Naa40, also known as N-alpha-acetyltransferase 40, is a highly specific epigenetic enzyme. It catalyzes the transfer of an acetyl moiety to the alpha-amino group of serine 1 on histones H4 and H2A. This histone N-terminal acetylation is involved in regulating gene expression, chromatin function, and is associated with various biological processes such as metabolism and cancer development [1,2,3,4,5,6,7,8].

Depletion of Naa40 in CRC cell lines inhibits cell proliferation, survival, and increases their sensitivity to 5-Fluorouracil treatment. In vivo, the absence of Naa40 significantly delays the growth of human CRC xenograft tumors. Naa40 knockdown reduces the levels of symmetric dimethylation of histone H4 through transcriptional downregulation of PRMT5, leading to altered expression of key oncogenes and tumor suppressor genes [1]. In murine hepatocytes, Naa40 depletion increases intracellular acetyl-CoA levels, enhancing lipid synthesis, which is also replicated in Drosophila melanogaster larval fat body [2]. In CRC cells, Naa40 controls key one-carbon metabolic genes and metabolites, promoting resistance to antimetabolite chemotherapy [3]. In hepatocellular carcinoma, high Naa40 expression correlates with poor prognosis, and is associated with T stage, pathologic stage, etc., while having an inverse correlation with immune cell infiltration [5]. In osteosarcoma cells, Naa40 depletion reduces cell viability, migration, and invasion, and in vivo, it inhibits the proliferative and metastatic potential of these cells by epigenetically regulating AGR2 expression [6]. In colorectal cancer cells, Naa40 depletion induces p53-independent apoptosis via the mitochondrial pathway [7].

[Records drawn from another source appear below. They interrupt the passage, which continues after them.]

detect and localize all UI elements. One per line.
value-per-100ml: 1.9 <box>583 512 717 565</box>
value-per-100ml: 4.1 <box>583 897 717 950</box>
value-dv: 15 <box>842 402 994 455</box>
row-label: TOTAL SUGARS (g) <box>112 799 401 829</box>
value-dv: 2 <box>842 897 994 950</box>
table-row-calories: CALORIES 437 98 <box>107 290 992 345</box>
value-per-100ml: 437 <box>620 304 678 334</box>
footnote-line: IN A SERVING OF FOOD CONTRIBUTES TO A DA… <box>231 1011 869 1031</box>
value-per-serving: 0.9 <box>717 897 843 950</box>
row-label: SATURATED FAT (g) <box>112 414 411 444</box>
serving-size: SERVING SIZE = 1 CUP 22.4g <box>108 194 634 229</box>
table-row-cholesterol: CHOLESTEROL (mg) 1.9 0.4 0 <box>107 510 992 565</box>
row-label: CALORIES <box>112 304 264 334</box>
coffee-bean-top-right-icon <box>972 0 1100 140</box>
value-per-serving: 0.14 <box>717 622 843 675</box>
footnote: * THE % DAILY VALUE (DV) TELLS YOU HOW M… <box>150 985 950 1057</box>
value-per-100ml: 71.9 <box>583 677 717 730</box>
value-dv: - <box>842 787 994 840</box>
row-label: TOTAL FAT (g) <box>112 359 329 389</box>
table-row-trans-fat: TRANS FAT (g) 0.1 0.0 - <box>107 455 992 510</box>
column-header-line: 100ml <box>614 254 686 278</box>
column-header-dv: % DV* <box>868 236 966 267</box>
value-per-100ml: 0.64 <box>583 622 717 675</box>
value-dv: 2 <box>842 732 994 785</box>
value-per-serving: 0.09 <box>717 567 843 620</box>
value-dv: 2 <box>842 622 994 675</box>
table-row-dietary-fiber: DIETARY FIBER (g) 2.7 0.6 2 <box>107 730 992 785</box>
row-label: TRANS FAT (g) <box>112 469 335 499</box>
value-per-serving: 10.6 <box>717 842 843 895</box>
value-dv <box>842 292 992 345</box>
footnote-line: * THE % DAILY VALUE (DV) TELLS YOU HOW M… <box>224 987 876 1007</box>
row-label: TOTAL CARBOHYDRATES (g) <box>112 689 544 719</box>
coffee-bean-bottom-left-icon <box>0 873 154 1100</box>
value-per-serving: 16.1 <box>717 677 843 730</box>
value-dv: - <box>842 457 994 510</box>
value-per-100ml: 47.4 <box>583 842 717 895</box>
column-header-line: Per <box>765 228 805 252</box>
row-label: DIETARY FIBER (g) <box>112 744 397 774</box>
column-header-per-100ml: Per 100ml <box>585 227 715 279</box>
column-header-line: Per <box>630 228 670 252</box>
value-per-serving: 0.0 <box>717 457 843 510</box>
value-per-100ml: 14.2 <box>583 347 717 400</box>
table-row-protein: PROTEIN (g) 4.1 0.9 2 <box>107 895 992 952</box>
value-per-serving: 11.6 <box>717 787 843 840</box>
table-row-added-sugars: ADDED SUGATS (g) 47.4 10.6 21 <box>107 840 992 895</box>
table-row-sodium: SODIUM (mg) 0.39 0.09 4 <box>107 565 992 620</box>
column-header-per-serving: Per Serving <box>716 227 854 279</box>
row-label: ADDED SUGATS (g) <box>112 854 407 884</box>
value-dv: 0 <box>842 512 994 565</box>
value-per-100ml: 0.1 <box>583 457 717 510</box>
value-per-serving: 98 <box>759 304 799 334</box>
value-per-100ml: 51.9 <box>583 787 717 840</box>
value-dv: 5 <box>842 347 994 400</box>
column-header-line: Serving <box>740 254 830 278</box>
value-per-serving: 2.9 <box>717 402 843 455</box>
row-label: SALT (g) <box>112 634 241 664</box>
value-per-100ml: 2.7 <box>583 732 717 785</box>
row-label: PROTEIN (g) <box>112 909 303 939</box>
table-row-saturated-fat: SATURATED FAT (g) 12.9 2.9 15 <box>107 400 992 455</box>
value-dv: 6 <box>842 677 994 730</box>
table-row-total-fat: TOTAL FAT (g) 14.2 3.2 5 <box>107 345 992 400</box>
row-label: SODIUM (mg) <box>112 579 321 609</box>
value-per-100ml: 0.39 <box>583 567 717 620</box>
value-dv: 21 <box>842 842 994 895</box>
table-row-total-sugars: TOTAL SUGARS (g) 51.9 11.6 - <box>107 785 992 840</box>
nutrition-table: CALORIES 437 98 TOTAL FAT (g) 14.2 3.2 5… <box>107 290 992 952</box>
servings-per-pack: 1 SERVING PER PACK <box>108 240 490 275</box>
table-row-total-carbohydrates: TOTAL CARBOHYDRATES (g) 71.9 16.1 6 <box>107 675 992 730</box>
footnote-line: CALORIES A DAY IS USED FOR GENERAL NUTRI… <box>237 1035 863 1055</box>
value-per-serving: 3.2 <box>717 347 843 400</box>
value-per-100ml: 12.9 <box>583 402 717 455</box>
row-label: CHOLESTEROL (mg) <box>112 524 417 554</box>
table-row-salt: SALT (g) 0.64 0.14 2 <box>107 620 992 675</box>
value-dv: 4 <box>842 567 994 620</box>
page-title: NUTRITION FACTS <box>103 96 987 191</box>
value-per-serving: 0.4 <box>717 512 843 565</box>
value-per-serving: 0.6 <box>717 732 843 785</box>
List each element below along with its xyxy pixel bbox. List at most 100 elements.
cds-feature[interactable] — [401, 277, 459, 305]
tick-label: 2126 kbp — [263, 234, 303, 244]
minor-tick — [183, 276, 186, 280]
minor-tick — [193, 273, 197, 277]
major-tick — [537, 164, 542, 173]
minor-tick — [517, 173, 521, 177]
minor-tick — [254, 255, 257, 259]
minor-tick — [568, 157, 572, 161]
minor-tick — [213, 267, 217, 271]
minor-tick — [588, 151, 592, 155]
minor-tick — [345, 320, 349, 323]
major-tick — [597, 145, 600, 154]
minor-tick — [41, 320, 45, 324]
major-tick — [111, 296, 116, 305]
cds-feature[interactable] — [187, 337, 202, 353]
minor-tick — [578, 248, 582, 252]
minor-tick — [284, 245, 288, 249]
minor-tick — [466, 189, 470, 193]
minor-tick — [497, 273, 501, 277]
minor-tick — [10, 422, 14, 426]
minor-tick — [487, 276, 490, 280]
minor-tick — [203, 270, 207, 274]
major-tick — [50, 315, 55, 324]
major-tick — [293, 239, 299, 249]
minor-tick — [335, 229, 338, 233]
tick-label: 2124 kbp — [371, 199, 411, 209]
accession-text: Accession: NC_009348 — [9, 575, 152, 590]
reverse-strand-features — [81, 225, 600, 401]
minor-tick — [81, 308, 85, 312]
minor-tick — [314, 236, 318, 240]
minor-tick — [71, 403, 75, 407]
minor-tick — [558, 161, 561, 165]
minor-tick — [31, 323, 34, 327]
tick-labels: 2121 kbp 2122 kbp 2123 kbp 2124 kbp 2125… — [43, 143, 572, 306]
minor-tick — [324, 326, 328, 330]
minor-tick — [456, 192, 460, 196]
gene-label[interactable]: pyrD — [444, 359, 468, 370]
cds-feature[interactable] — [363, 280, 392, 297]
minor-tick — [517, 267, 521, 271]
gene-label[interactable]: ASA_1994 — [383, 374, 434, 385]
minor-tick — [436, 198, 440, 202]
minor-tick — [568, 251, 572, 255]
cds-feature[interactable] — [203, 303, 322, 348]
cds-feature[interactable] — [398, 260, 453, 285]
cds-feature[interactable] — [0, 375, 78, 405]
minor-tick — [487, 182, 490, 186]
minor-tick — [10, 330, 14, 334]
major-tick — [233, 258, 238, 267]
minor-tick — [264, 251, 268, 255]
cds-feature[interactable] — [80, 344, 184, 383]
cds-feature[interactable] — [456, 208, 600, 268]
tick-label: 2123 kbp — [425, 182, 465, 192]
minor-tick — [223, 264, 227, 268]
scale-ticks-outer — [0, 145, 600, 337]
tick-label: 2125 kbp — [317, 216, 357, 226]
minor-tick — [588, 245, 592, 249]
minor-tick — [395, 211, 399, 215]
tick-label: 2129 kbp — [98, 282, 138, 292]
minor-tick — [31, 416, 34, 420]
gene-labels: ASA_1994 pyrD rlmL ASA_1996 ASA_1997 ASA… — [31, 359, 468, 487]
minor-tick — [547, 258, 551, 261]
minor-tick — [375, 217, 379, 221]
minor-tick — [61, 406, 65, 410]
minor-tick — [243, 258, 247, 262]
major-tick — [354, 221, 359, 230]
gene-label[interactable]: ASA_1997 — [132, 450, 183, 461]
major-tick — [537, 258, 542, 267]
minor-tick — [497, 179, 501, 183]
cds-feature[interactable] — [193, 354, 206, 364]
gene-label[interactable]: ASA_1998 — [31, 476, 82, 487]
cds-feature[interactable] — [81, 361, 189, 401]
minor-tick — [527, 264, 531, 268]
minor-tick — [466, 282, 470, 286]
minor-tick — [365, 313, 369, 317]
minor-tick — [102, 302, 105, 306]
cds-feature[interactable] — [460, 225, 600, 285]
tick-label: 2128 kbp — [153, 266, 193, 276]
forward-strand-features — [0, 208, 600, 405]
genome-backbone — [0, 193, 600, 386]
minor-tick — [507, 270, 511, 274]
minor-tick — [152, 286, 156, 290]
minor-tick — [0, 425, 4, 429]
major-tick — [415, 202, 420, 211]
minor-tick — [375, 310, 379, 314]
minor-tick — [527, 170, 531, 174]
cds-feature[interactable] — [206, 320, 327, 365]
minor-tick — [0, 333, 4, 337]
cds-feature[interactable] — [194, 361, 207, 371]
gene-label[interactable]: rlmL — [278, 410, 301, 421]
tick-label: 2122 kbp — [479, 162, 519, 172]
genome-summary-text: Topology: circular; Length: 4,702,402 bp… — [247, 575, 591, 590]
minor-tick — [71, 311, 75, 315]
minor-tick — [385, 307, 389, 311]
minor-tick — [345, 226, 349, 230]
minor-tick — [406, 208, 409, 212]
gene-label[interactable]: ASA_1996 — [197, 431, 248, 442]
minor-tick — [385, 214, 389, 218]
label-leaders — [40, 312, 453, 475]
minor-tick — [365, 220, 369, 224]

In conclusion, Naa40 plays crucial roles in multiple biological processes and diseases. Its functions in cancer, metabolism, and immune regulation have been revealed through various loss-of-function experiments including in vitro cell lines and in vivo xenograft models. These findings highlight Naa40 as a potential therapeutic target in diseases such as colorectal cancer, liver cancer, and osteosarcoma.